Nesse sentido, ouvi minhas mais velhas e olhei para trás para retomar aquilo que já havia escutado e aprendido, mas que a partir de agora se faz ainda mais urgente.

A imagem de Sankofa, de um pássaro que tem os pés direcionados para frente e a cabeça para trás, e que representa a ideia de "retornar ao passado para ressignificar o presente e construir o futuro" tem me guiado nos primeiros dias deste governo.

O último governo deixou marcas profundas e prejudicou, de muitas maneiras, a efetivação dos direitos conquistados pela luta do movimento negro brasileiro e demais movimentos.

Entre os marcos que o GT de Transição de Igualdade Racial sinalizou como mais drásticos, está:

  • O enfraquecimento da Política Nacional de Saúde Integral da População Negra;
  • O desmantelamento dos esforços de articulação intersetorial das agendas para Povos e Comunidades Tradicionais de Matriz Africana e Terreiros e dos Povos Ciganos;
  • ausência de monitoramento da Lei de Cotas do Ensino Superior (12.711/2012) e da Lei de Cotas de Ingresso para o Serviço Público (12.990/2014);
  • Ausência de acompanhamento, monitoramento e avaliação da Lei sobre o Ensino da História e Cultura Afro-brasileira e Indígena (10.639/03 - 11.645/08);
  • Desarticulação do esforço intersetorial da Agenda Social Quilombola e enfraquecimento das ações componentes da Agenda, resumindo-se o Programa Brasil Quilombola a ações pontuais e assistencialistas, em descumprimento inclusive das determinações judiciais da ADPF 742 (Quilombolas e pandemia);
  • Descontinuidade de ações para enfrentamento à violência letal contra a juventude negra, entre outros.

A ex-ministra de Igualdade Racial e grande referência do movimento de mulheres negras brasileiro, Luiza Bairros, disse em entrevista uma vez que via o racismo como uma ideologia em estado puro.

Para ela, o racismo é o que informa e o que possibilita desenvolver o preconceito e praticar a descriminação. É o que sustenta.

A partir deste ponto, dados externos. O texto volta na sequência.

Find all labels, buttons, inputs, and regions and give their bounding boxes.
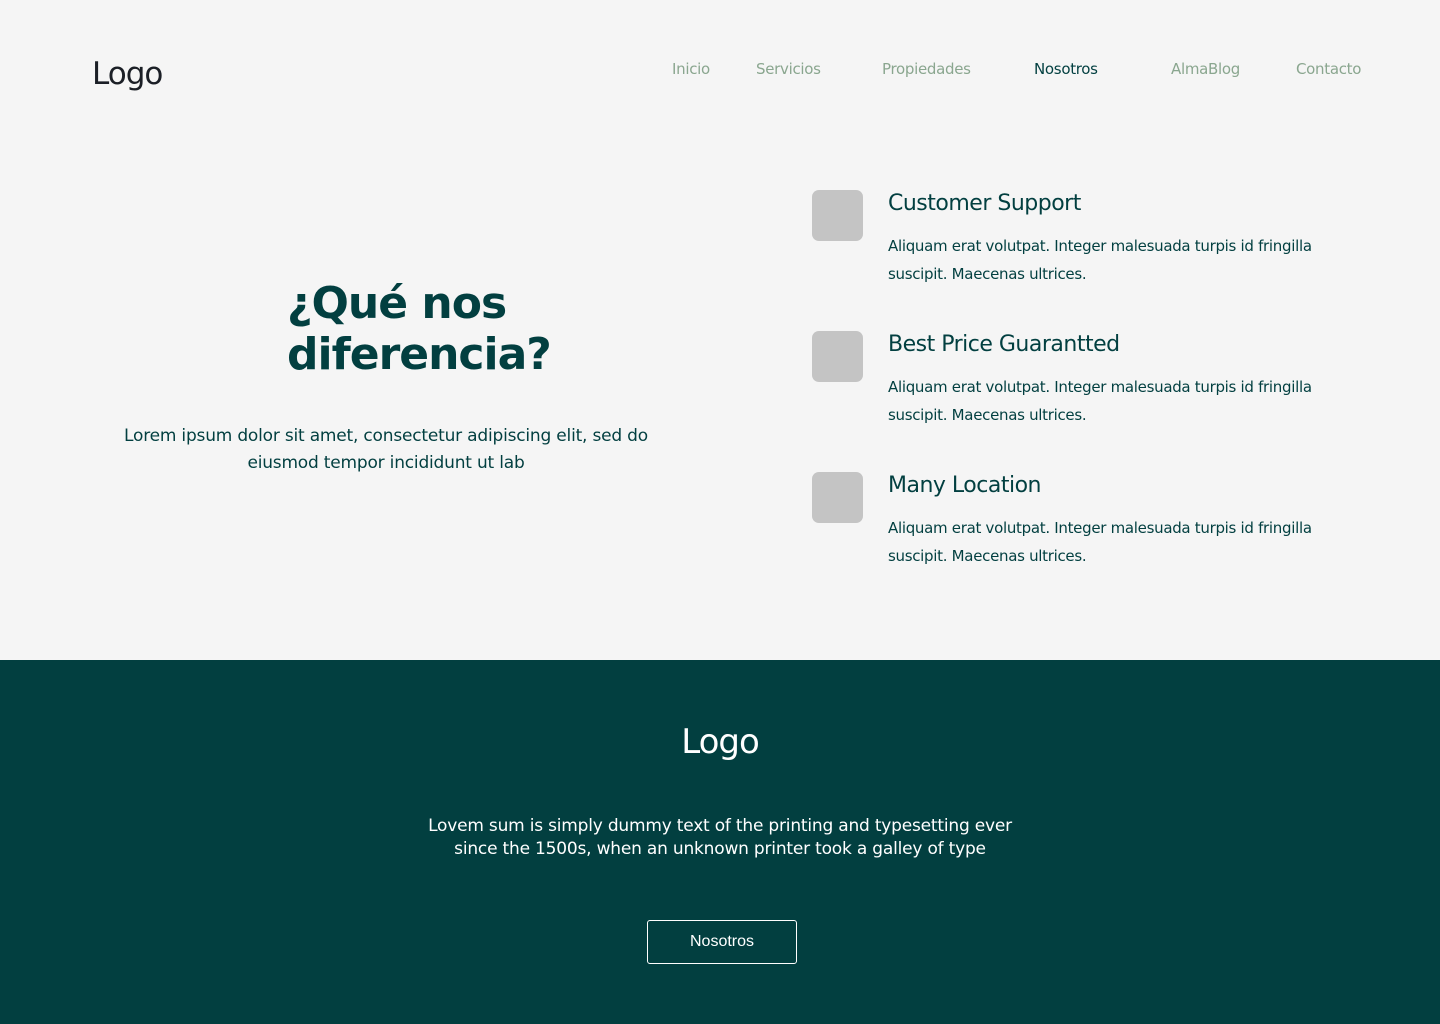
- feature-title: Best Price Guarantted: [888, 332, 1120, 357]
- hero-description: Lorem ipsum dolor sit amet, consectetur …: [124, 426, 648, 473]
- hero-title: ¿Qué nos diferencia?: [287, 278, 552, 380]
- feature-icon-placeholder: [812, 331, 863, 382]
- feature-title: Many Location: [888, 473, 1041, 498]
- nav-item-inicio[interactable]: Inicio: [672, 60, 710, 78]
- feature-description: Aliquam erat volutpat. Integer malesuada…: [888, 519, 1312, 565]
- nav-item-nosotros[interactable]: Nosotros: [1034, 60, 1098, 78]
- nosotros-button[interactable]: Nosotros: [647, 920, 797, 964]
- feature-description: Aliquam erat volutpat. Integer malesuada…: [888, 378, 1312, 424]
- feature-icon-placeholder: [812, 472, 863, 523]
- nav-item-contacto[interactable]: Contacto: [1296, 60, 1361, 78]
- nav-item-almablog[interactable]: AlmaBlog: [1171, 60, 1240, 78]
- footer-logo[interactable]: Logo: [0, 722, 1440, 762]
- header-logo[interactable]: Logo: [92, 56, 163, 92]
- footer-description: Lovem sum is simply dummy text of the pr…: [428, 816, 1012, 859]
- nav-item-propiedades[interactable]: Propiedades: [882, 60, 971, 78]
- feature-description: Aliquam erat volutpat. Integer malesuada…: [888, 237, 1312, 283]
- feature-icon-placeholder: [812, 190, 863, 241]
- nav-item-servicios[interactable]: Servicios: [756, 60, 821, 78]
- footer: Logo Lovem sum is simply dummy text of t…: [0, 660, 1440, 1024]
- feature-title: Customer Support: [888, 191, 1081, 216]
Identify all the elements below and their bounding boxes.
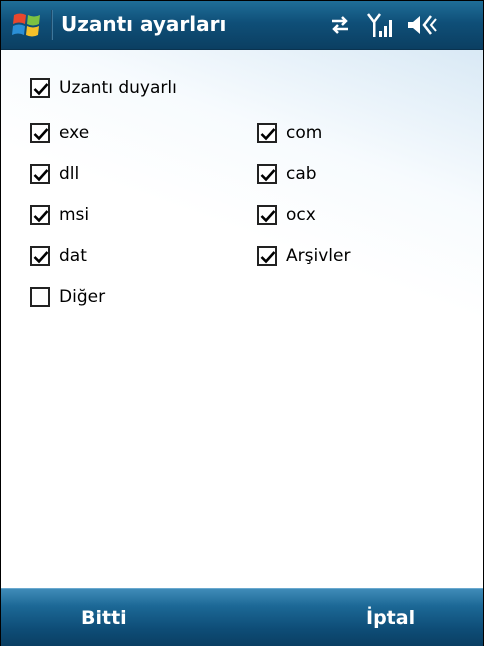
signal-strength-icon[interactable] [365,11,395,41]
checkmark-icon [33,169,49,182]
com-label: com [286,123,323,143]
extension-option-dat[interactable]: dat [30,243,87,269]
sync-arrows-icon[interactable] [326,11,354,39]
checkmark-icon [260,210,276,223]
extension-option-cab[interactable]: cab [257,161,317,187]
checkmark-icon [33,210,49,223]
dll-label: dll [59,164,80,184]
msi-checkbox[interactable] [30,205,50,225]
title-separator [51,10,53,40]
msi-label: msi [59,205,90,225]
checkmark-icon [260,251,276,264]
cab-checkbox[interactable] [257,164,277,184]
exe-checkbox[interactable] [30,123,50,143]
done-softkey[interactable]: Bitti [81,607,127,629]
checkmark-icon [33,128,49,141]
com-checkbox[interactable] [257,123,277,143]
settings-content: Uzantı duyarlı exe dll msi dat Diğer com… [1,50,483,588]
ocx-checkbox[interactable] [257,205,277,225]
other-checkbox[interactable] [30,287,50,307]
extension-option-exe[interactable]: exe [30,120,89,146]
softkey-bar: Bitti İptal [1,588,483,646]
extension-option-com[interactable]: com [257,120,322,146]
archives-checkbox[interactable] [257,246,277,266]
extension-option-archives[interactable]: Arşivler [257,243,350,269]
cancel-softkey[interactable]: İptal [366,607,415,629]
extension-option-ocx[interactable]: ocx [257,202,316,228]
volume-icon[interactable] [405,11,439,39]
window-title: Uzantı ayarları [61,12,227,36]
extension-option-dll[interactable]: dll [30,161,79,187]
title-bar: Uzantı ayarları [1,1,483,50]
cab-label: cab [286,164,317,184]
other-label: Diğer [59,287,106,307]
extension-sensitive-checkbox[interactable] [30,78,50,98]
exe-label: exe [59,123,90,143]
dll-checkbox[interactable] [30,164,50,184]
checkmark-icon [260,169,276,182]
archives-label: Arşivler [286,246,351,266]
extension-sensitive-label: Uzantı duyarlı [59,78,177,98]
checkmark-icon [33,83,49,96]
extension-sensitive-option[interactable]: Uzantı duyarlı [30,75,177,101]
dat-checkbox[interactable] [30,246,50,266]
dat-label: dat [59,246,87,266]
windows-start-icon[interactable] [11,9,43,41]
checkmark-icon [260,128,276,141]
extension-option-other[interactable]: Diğer [30,284,105,310]
ocx-label: ocx [286,205,316,225]
checkmark-icon [33,251,49,264]
extension-option-msi[interactable]: msi [30,202,89,228]
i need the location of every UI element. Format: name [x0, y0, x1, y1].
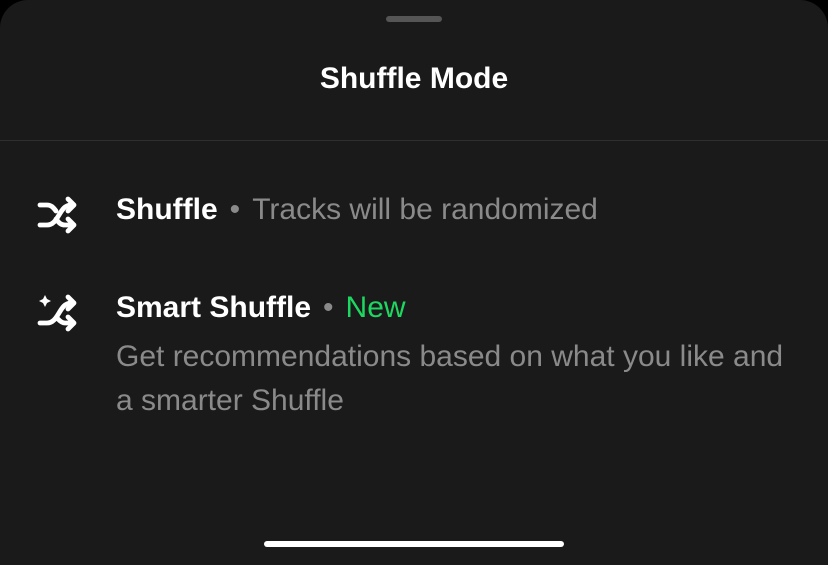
- separator-dot: •: [323, 293, 334, 323]
- option-smart-shuffle[interactable]: Smart Shuffle • New Get recommendations …: [34, 279, 794, 462]
- option-body: Smart Shuffle • New Get recommendations …: [116, 289, 794, 422]
- separator-dot: •: [230, 195, 241, 225]
- shuffle-icon: [34, 191, 82, 239]
- option-description: Get recommendations based on what you li…: [116, 335, 794, 422]
- option-shuffle[interactable]: Shuffle • Tracks will be randomized: [34, 181, 794, 279]
- option-title-row: Smart Shuffle • New: [116, 291, 794, 325]
- option-inline-sub: Tracks will be randomized: [252, 193, 598, 227]
- option-body: Shuffle • Tracks will be randomized: [116, 191, 794, 227]
- new-badge: New: [346, 291, 406, 325]
- sheet-header: Shuffle Mode: [0, 22, 828, 141]
- smart-shuffle-icon: [34, 289, 82, 337]
- sheet-title: Shuffle Mode: [0, 62, 828, 96]
- options-list: Shuffle • Tracks will be randomized Smar: [0, 141, 828, 462]
- option-title: Smart Shuffle: [116, 291, 311, 325]
- home-indicator[interactable]: [264, 541, 564, 547]
- option-title: Shuffle: [116, 193, 218, 227]
- option-title-row: Shuffle • Tracks will be randomized: [116, 193, 794, 227]
- shuffle-mode-sheet: Shuffle Mode Shuffle • Tracks will be ra…: [0, 0, 828, 565]
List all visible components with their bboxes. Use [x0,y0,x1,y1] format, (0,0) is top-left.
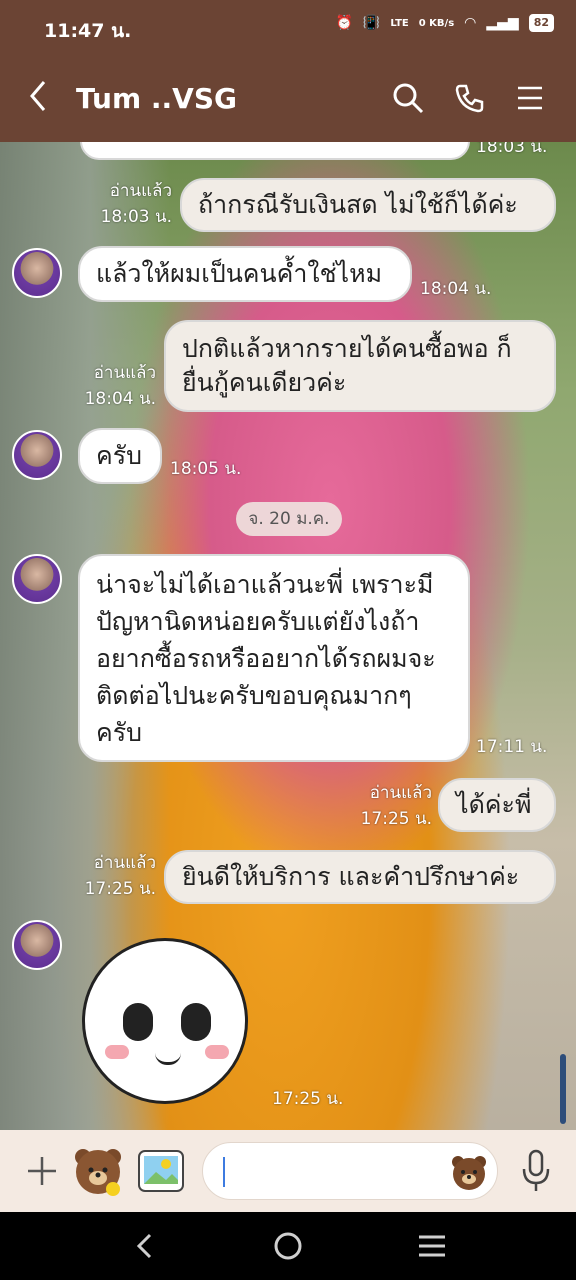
message-bubble-theirs[interactable]: น่าจะไม่ได้เอาแล้วนะพี่ เพราะมีปัญหานิดห… [78,554,470,762]
message-bubble-mine[interactable]: ได้ค่ะพี่ [438,778,556,832]
battery-icon: 82 [528,14,554,32]
chat-header: Tum ..VSG [0,60,576,140]
menu-icon[interactable] [510,78,550,118]
vibrate-icon: 📳 [362,15,381,31]
back-icon[interactable] [26,78,48,123]
sticker-left-blush [105,1045,129,1059]
read-receipt: อ่านแล้ว [109,181,172,201]
message-input-bar [0,1130,576,1212]
message-bubble-mine[interactable]: ปกติแล้วหากรายได้คนซื้อพอ ก็ยื่นกู้คนเดี… [164,320,556,412]
nav-back-icon[interactable] [124,1226,164,1266]
gallery-icon[interactable] [134,1144,188,1198]
plus-icon[interactable] [24,1144,60,1198]
message-time: 18:04 น. [420,279,492,299]
message-bubble-partial[interactable] [80,142,470,160]
text-caret [223,1157,225,1187]
signal-icon: ▂▄▆ [486,15,519,31]
message-time: 18:05 น. [170,459,242,479]
avatar[interactable] [12,430,62,480]
avatar[interactable] [12,554,62,604]
message-time: 17:25 น. [360,809,432,829]
message-time: 18:04 น. [84,389,156,409]
network-speed: 0 KB/s [418,17,455,29]
phone-icon[interactable] [450,78,490,118]
search-icon[interactable] [388,78,428,118]
sad-face-sticker[interactable] [82,938,248,1104]
message-time: 17:25 น. [272,1089,344,1109]
message-time: 18:03 น. [476,142,548,157]
message-bubble-theirs[interactable]: แล้วให้ผมเป็นคนค้ำใช่ไหม [78,246,412,302]
signal-volte-icon: LTE [390,17,409,29]
message-time: 17:11 น. [476,737,548,757]
avatar[interactable] [12,248,62,298]
message-bubble-mine[interactable]: ยินดีให้บริการ และคำปรึกษาค่ะ [164,850,556,904]
message-time: 18:03 น. [100,207,172,227]
avatar[interactable] [12,920,62,970]
nav-recents-icon[interactable] [412,1226,452,1266]
sticker-right-blush [205,1045,229,1059]
sticker-right-eye [181,1003,211,1041]
read-receipt: อ่านแล้ว [93,363,156,383]
status-bar: 11:47 น. ⏰ 📳 LTE 0 KB/s ◠ ▂▄▆ 82 [0,0,576,56]
contact-name[interactable]: Tum ..VSG [76,82,237,115]
message-input[interactable] [202,1142,498,1200]
sticker-brown-bear-icon[interactable] [70,1144,126,1200]
read-receipt: อ่านแล้ว [93,853,156,873]
nav-home-icon[interactable] [268,1226,308,1266]
sticker-mouth [155,1053,181,1065]
message-time: 17:25 น. [84,879,156,899]
wifi-icon: ◠ [464,15,477,31]
status-icons: ⏰ 📳 LTE 0 KB/s ◠ ▂▄▆ 82 [335,14,554,32]
emoji-bear-icon[interactable] [449,1153,489,1193]
message-bubble-theirs[interactable]: ครับ [78,428,162,484]
chat-area[interactable]: 18:03 น. อ่านแล้ว 18:03 น. ถ้ากรณีรับเงิ… [0,142,576,1130]
system-nav-bar [0,1212,576,1280]
sticker-left-eye [123,1003,153,1041]
date-divider: จ. 20 ม.ค. [236,502,342,536]
alarm-icon: ⏰ [335,15,353,31]
microphone-icon[interactable] [516,1144,556,1198]
top-bar: 11:47 น. ⏰ 📳 LTE 0 KB/s ◠ ▂▄▆ 82 Tum ..V… [0,0,576,142]
message-bubble-mine[interactable]: ถ้ากรณีรับเงินสด ไม่ใช้ก็ได้ค่ะ [180,178,556,232]
status-time: 11:47 น. [44,20,132,42]
read-receipt: อ่านแล้ว [369,783,432,803]
scrollbar[interactable] [560,1054,566,1124]
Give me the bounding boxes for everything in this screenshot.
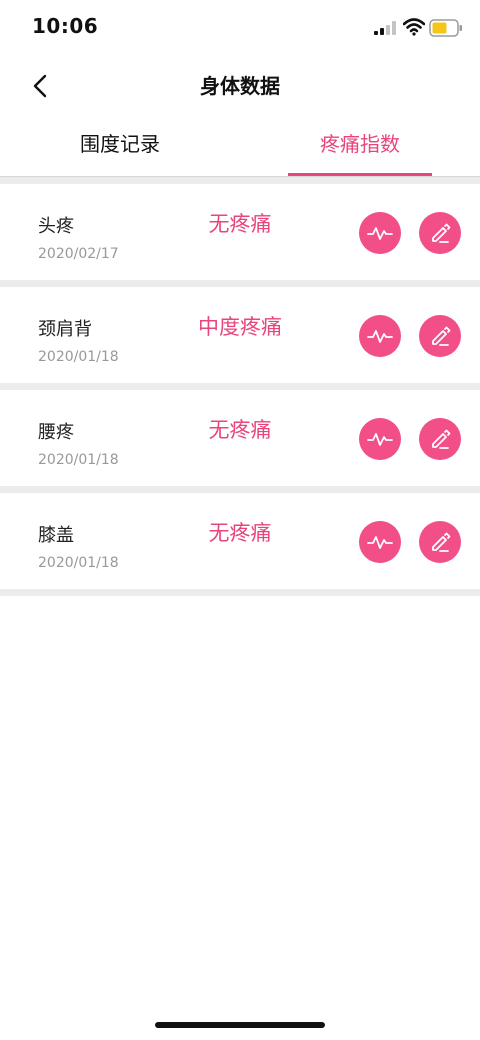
wifi-icon: [403, 18, 425, 36]
status-bar: 10:06: [0, 0, 480, 56]
edit-record-button[interactable]: [419, 212, 461, 254]
pain-level: 无疼痛: [208, 418, 272, 442]
pain-level: 无疼痛: [208, 521, 272, 545]
pulse-chart-icon: [367, 330, 393, 343]
edit-record-button[interactable]: [419, 521, 461, 563]
pain-level: 中度疼痛: [198, 315, 282, 339]
view-chart-button[interactable]: [359, 315, 401, 357]
active-tab-indicator: [288, 173, 432, 176]
record-name: 颈肩背: [38, 319, 92, 340]
view-chart-button[interactable]: [359, 521, 401, 563]
list-item: 腰疼 2020/01/18 无疼痛: [0, 390, 480, 486]
record-date: 2020/02/17: [38, 246, 119, 262]
edit-record-button[interactable]: [419, 315, 461, 357]
pain-level: 无疼痛: [208, 212, 272, 236]
list-item: 头疼 2020/02/17 无疼痛: [0, 184, 480, 280]
nav-bar: 身体数据: [0, 56, 480, 116]
status-time: 10:06: [32, 14, 99, 38]
pencil-icon: [432, 429, 451, 449]
pain-record-list: 头疼 2020/02/17 无疼痛 颈肩背 2020/01/18 中度疼痛 腰疼…: [0, 177, 480, 596]
pulse-chart-icon: [367, 536, 393, 549]
home-indicator: [155, 1022, 325, 1028]
list-separator: [0, 383, 480, 390]
pencil-icon: [432, 326, 451, 346]
record-name: 膝盖: [38, 525, 74, 546]
record-date: 2020/01/18: [38, 349, 119, 365]
list-item: 颈肩背 2020/01/18 中度疼痛: [0, 287, 480, 383]
record-date: 2020/01/18: [38, 452, 119, 468]
tab-bar: 围度记录 疼痛指数: [0, 118, 480, 177]
list-separator: [0, 589, 480, 596]
record-name: 腰疼: [38, 422, 74, 443]
edit-record-button[interactable]: [419, 418, 461, 460]
record-date: 2020/01/18: [38, 555, 119, 571]
tab-pain-index[interactable]: 疼痛指数: [240, 118, 480, 175]
list-separator: [0, 280, 480, 287]
view-chart-button[interactable]: [359, 418, 401, 460]
list-item: 膝盖 2020/01/18 无疼痛: [0, 493, 480, 589]
pencil-icon: [432, 532, 451, 552]
pulse-chart-icon: [367, 227, 393, 240]
pulse-chart-icon: [367, 433, 393, 446]
list-separator: [0, 486, 480, 493]
page-title: 身体数据: [200, 74, 280, 98]
view-chart-button[interactable]: [359, 212, 401, 254]
tab-circumference-records[interactable]: 围度记录: [0, 118, 240, 175]
pencil-icon: [432, 223, 451, 243]
record-name: 头疼: [38, 216, 74, 237]
cellular-signal-icon: [374, 21, 396, 35]
battery-icon: [429, 19, 462, 37]
list-separator: [0, 177, 480, 184]
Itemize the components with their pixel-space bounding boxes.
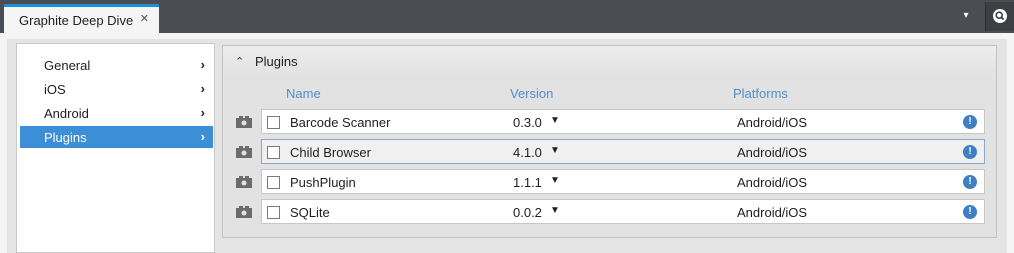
info-icon[interactable]: ! <box>963 175 977 189</box>
plugin-icon <box>236 146 252 158</box>
column-header-name[interactable]: Name <box>286 86 321 101</box>
plugins-panel: ⌃ Plugins Name Version Platforms Barcode… <box>222 45 997 238</box>
chevron-up-icon[interactable]: ⌃ <box>235 55 249 68</box>
plugin-checkbox[interactable] <box>267 176 280 189</box>
dropdown-caret-icon[interactable]: ▼ <box>550 145 560 156</box>
plugin-checkbox[interactable] <box>267 116 280 129</box>
plugin-checkbox[interactable] <box>267 206 280 219</box>
plugin-version-select[interactable]: 0.3.0 <box>513 115 542 130</box>
plugin-icon <box>236 116 252 128</box>
chevron-right-icon: › <box>200 105 205 120</box>
chevron-right-icon: › <box>200 57 205 72</box>
plugin-row-box[interactable]: PushPlugin 1.1.1 ▼ Android/iOS ! <box>261 169 985 194</box>
panel-title: Plugins <box>255 53 298 69</box>
dropdown-caret-icon[interactable]: ▼ <box>550 175 560 186</box>
plugin-version-select[interactable]: 4.1.0 <box>513 145 542 160</box>
plugin-platforms: Android/iOS <box>737 205 808 220</box>
sidebar-item-ios[interactable]: iOS › <box>20 78 213 100</box>
chevron-right-icon: › <box>200 129 205 144</box>
plugin-icon <box>236 176 252 188</box>
plugin-name: SQLite <box>290 205 330 220</box>
plugins-panel-header[interactable]: ⌃ Plugins <box>223 46 996 76</box>
chevron-right-icon: › <box>200 81 205 96</box>
plugin-name: Barcode Scanner <box>290 115 391 130</box>
plugin-row[interactable]: PushPlugin 1.1.1 ▼ Android/iOS ! <box>235 169 997 195</box>
plugin-platforms: Android/iOS <box>737 145 808 160</box>
tab-overflow-button[interactable]: ▾ <box>956 6 976 26</box>
plugin-checkbox[interactable] <box>267 146 280 159</box>
plugin-row[interactable]: Child Browser 4.1.0 ▼ Android/iOS ! <box>235 139 997 165</box>
plugin-platforms: Android/iOS <box>737 175 808 190</box>
plugin-name: PushPlugin <box>290 175 356 190</box>
plugin-version-select[interactable]: 1.1.1 <box>513 175 542 190</box>
plugin-version-select[interactable]: 0.0.2 <box>513 205 542 220</box>
plugin-icon <box>236 206 252 218</box>
info-icon[interactable]: ! <box>963 115 977 129</box>
info-icon[interactable]: ! <box>963 145 977 159</box>
dropdown-caret-icon[interactable]: ▼ <box>550 205 560 216</box>
info-icon[interactable]: ! <box>963 205 977 219</box>
plugin-row-box[interactable]: Child Browser 4.1.0 ▼ Android/iOS ! <box>261 139 985 164</box>
tab-title: Graphite Deep Dive <box>19 12 134 28</box>
top-tab-bar: Graphite Deep Dive ✕ ▾ <box>0 0 1014 33</box>
plugin-row[interactable]: Barcode Scanner 0.3.0 ▼ Android/iOS ! <box>235 109 997 135</box>
sidebar-item-label: Plugins <box>44 129 87 145</box>
sidebar-item-general[interactable]: General › <box>20 54 213 76</box>
search-icon <box>993 9 1007 23</box>
sidebar-item-plugins[interactable]: Plugins › <box>20 126 213 148</box>
plugin-platforms: Android/iOS <box>737 115 808 130</box>
plugin-row-box[interactable]: Barcode Scanner 0.3.0 ▼ Android/iOS ! <box>261 109 985 134</box>
close-icon[interactable]: ✕ <box>140 12 149 25</box>
column-header-version[interactable]: Version <box>510 86 553 101</box>
sidebar-item-label: General <box>44 57 91 73</box>
sidebar-item-android[interactable]: Android › <box>20 102 213 124</box>
plugin-row[interactable]: SQLite 0.0.2 ▼ Android/iOS ! <box>235 199 997 225</box>
sidebar-item-label: Android <box>44 105 89 121</box>
settings-sidebar: General › iOS › Android › Plugins › <box>16 43 215 253</box>
dropdown-caret-icon[interactable]: ▼ <box>550 115 560 126</box>
document-tab[interactable]: Graphite Deep Dive ✕ <box>4 4 159 33</box>
sidebar-item-label: iOS <box>44 81 66 97</box>
plugin-row-box[interactable]: SQLite 0.0.2 ▼ Android/iOS ! <box>261 199 985 224</box>
search-button[interactable] <box>985 2 1014 31</box>
column-header-platforms[interactable]: Platforms <box>733 86 788 101</box>
plugin-name: Child Browser <box>290 145 371 160</box>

O racismo engloba todas as relações, passa por dentro delas. É uma ideologia baseada na desumanização do outro, no extermínio do outro de muitas formas, e isso não poderemos tolerar.

Assim como a também ex-ministra Nilma Lino Gomes, afirmo também que o Ministério da Igualdade Racial terá um papel político e pedagógico para a sociedade brasileira e para todos os demais companheiros e companheiras com quem trabalharei nos próximos anos no serviço público.

Por isso, destaco a questão do racismo institucional, que pode ser definido como o fracasso coletivo de uma organização ou instituição na promoção de um serviço profissional e adequado às pessoas por causa de sua cor, cultura ou origem étnica. e nós não podemos mais fracassar e produzir respostas e garantir uma vida digna para a maior parcela da população brasileira.

Rejeito um modelo de Estado que se ocupe apenas remediar problemas para a população negra, ou um modelo de sociedade que não nos permita sonhar com a vida que queremos.

Neste futuro que já chegou, seremos nós, negros, quilombolas, indígenas, ciganos, ribeirinhos, pessoas de religiões de matriz africana, travestis e transsexuais, lésbicas, gays, bissexuais, mulheres, pessoas com deficiência e tantos outros em sua pluralidade e diversidade, que constroem o país que vivemos, um farol para reconstrução do Brasil.